Semiaquilegia plants flower, with flowers that are actinomorphic (possess radial symmetrical). These flowers possess five petaloid sepals and five petals. The petals are in a basally gibbous arrangement. There are 8 to 14 stamens. Characteristic of the genus, inner stamen can resemble flattened staminodes. The anthers are yellow. While Semiaquilegia flowers can resemble those of Aquilegia, Semiaquilegia flowers lack nectar spurs or possess extremely short spurs.

Fruit appear in groups of three to five follicles that diverge. The seeds of the genus are colored brown to black-brown and heavily wrinkled.

==Taxonomy==
The Japanese botanist Tomitaro Makino proposed the establishment of Semiaquilegia as a genus in 1902. Makino assessed the characteristics of the genus as approximating the appearance of plants in the genus Aquilegia, but with several distinctions. Among the features of Semiaquilegia that Makino identified were the absence of nectar spurs, the presence of fewer than 15 stamens, and possession of inner stamens that look like flattened staminodes.

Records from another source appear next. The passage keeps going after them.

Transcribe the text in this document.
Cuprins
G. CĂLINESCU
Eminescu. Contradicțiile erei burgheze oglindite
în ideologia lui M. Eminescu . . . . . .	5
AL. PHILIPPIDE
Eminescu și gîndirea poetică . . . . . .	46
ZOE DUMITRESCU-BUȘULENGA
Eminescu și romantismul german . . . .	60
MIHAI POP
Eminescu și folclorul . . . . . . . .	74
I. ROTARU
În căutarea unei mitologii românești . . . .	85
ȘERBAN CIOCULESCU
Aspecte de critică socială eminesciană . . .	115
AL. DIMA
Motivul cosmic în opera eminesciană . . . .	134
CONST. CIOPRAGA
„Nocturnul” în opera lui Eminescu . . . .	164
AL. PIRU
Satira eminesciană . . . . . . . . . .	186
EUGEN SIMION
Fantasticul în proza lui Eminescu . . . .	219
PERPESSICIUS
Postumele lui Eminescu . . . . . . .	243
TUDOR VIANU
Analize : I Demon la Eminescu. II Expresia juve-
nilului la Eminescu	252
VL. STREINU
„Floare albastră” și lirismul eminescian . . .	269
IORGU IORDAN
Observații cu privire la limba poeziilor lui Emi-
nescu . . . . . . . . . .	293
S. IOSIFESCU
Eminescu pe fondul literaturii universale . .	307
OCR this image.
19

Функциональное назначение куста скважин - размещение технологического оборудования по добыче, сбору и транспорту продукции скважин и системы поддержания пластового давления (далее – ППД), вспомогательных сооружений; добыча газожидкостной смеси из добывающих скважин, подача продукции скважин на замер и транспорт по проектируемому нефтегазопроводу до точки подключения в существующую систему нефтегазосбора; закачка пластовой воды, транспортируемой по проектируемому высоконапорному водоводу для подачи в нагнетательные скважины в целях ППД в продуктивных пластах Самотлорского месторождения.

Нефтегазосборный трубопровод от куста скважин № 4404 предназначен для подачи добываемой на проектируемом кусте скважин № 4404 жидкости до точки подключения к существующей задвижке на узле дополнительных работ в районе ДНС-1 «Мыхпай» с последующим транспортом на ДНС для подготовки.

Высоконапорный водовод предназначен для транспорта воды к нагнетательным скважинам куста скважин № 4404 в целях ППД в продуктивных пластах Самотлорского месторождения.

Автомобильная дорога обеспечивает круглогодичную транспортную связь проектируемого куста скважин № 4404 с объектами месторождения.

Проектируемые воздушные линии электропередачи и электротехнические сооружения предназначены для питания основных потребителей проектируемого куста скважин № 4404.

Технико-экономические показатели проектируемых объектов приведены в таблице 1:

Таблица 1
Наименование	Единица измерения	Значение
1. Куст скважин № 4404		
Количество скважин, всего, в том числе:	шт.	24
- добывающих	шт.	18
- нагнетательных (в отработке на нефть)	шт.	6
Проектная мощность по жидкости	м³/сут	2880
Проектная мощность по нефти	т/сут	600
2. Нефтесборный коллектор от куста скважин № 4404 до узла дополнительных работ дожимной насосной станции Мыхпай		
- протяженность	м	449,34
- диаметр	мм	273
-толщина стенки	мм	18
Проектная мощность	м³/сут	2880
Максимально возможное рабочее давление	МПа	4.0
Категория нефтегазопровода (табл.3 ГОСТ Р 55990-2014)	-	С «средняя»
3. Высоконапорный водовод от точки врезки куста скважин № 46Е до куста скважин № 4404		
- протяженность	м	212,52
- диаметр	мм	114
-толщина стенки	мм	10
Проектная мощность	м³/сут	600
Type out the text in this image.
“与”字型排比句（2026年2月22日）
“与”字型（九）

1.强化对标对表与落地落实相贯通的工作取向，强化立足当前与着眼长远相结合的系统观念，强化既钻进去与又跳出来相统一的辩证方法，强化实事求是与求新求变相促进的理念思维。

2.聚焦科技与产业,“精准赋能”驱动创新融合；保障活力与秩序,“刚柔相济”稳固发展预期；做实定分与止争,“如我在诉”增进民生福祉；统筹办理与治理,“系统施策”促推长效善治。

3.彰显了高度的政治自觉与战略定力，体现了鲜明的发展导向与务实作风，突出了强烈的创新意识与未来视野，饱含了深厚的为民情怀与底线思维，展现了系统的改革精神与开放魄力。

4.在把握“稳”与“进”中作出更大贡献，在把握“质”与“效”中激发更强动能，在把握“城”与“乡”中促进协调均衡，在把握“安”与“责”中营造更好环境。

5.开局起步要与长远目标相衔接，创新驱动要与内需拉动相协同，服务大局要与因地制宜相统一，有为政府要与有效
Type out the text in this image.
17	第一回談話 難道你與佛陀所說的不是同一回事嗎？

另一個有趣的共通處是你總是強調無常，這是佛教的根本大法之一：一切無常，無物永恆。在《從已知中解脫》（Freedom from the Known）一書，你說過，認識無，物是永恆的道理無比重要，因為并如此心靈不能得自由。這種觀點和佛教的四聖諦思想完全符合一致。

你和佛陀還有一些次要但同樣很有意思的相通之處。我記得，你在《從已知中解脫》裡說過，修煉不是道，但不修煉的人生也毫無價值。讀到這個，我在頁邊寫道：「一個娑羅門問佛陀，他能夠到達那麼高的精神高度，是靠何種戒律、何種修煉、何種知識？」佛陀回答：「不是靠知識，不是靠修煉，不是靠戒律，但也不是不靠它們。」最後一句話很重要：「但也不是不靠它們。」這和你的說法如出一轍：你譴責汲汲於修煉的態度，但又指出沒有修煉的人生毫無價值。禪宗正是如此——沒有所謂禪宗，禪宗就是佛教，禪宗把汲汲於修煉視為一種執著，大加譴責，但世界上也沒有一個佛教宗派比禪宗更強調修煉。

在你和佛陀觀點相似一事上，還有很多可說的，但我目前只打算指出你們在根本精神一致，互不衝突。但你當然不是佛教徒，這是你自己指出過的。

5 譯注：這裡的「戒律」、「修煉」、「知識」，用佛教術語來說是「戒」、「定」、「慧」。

In 1920, the British botanists James Ramsay Drummond and John Hutchinson published a paper, "A Revision of Isopyrum (Ranunculaceae) and Its Nearer Allies", in the Royal Botanic Gardens, Kew's Bulletin of Miscellaneous Information to address problems that had developed within the genus Isopyrum. In order to address the substantial morphological variance that had coexisted within Isopyrum, Drummond and Hutchinson segregated out the genus Paraquilegia and expanded Semiaquilegia to include species formerly identified as Isopyrum: S. Eastwoodiae (now Aquilegia micrantha var. mancosana) S. simulatrix (now Aquilegia ecalcarata), and S. Henryi (now Urophysa henryi). (Note: Capitalization per 1920 text.) The American botanist and gardener Robert Nold referred to the 1920 expansion of Semiaquilegia to four species as "rather less fortunate". These new Semiaquilegia have been subsequently removed from the genus, with only S. adoxoides accepted as part of the genus by 2003.

===Etymology===
The generic name Semiaquilegia is derived from the name for the genus Aquilegia (columbines), to which they are closely related, and literally translates as "half-columbines".

==Species==
Species are regularly described, synonymized, or reassigned to other genera, so presently only one is considered valid by most authorities: the type species Semiaquilegia adoxoides. There are four species accepted by the Royal Botanic Gardens, Kew's Plants of the World Online:
- Semiaquilegia adoxoides
- Semiaquilegia danxiashanensis
- Semiaquilegia guangxiensis
- Semiaquilegia quelpaertensis

==Distribution==
Semiaquilegia is native to East Asia. If the genus is understood as only encompassing Semiaquilegia adoxoides, its range extends across China, Japan, and Korea.

==Cultivation==
According to the Alpine Garden Society, Semiaquilegia are well-suited to pot cultivation at alpine houses. The plants require well-drained soil and can be short-lived. Propagation can be achieved by sowing seeds when they are fresh and in the spring. Division can also be used in propagation, if performed carefully.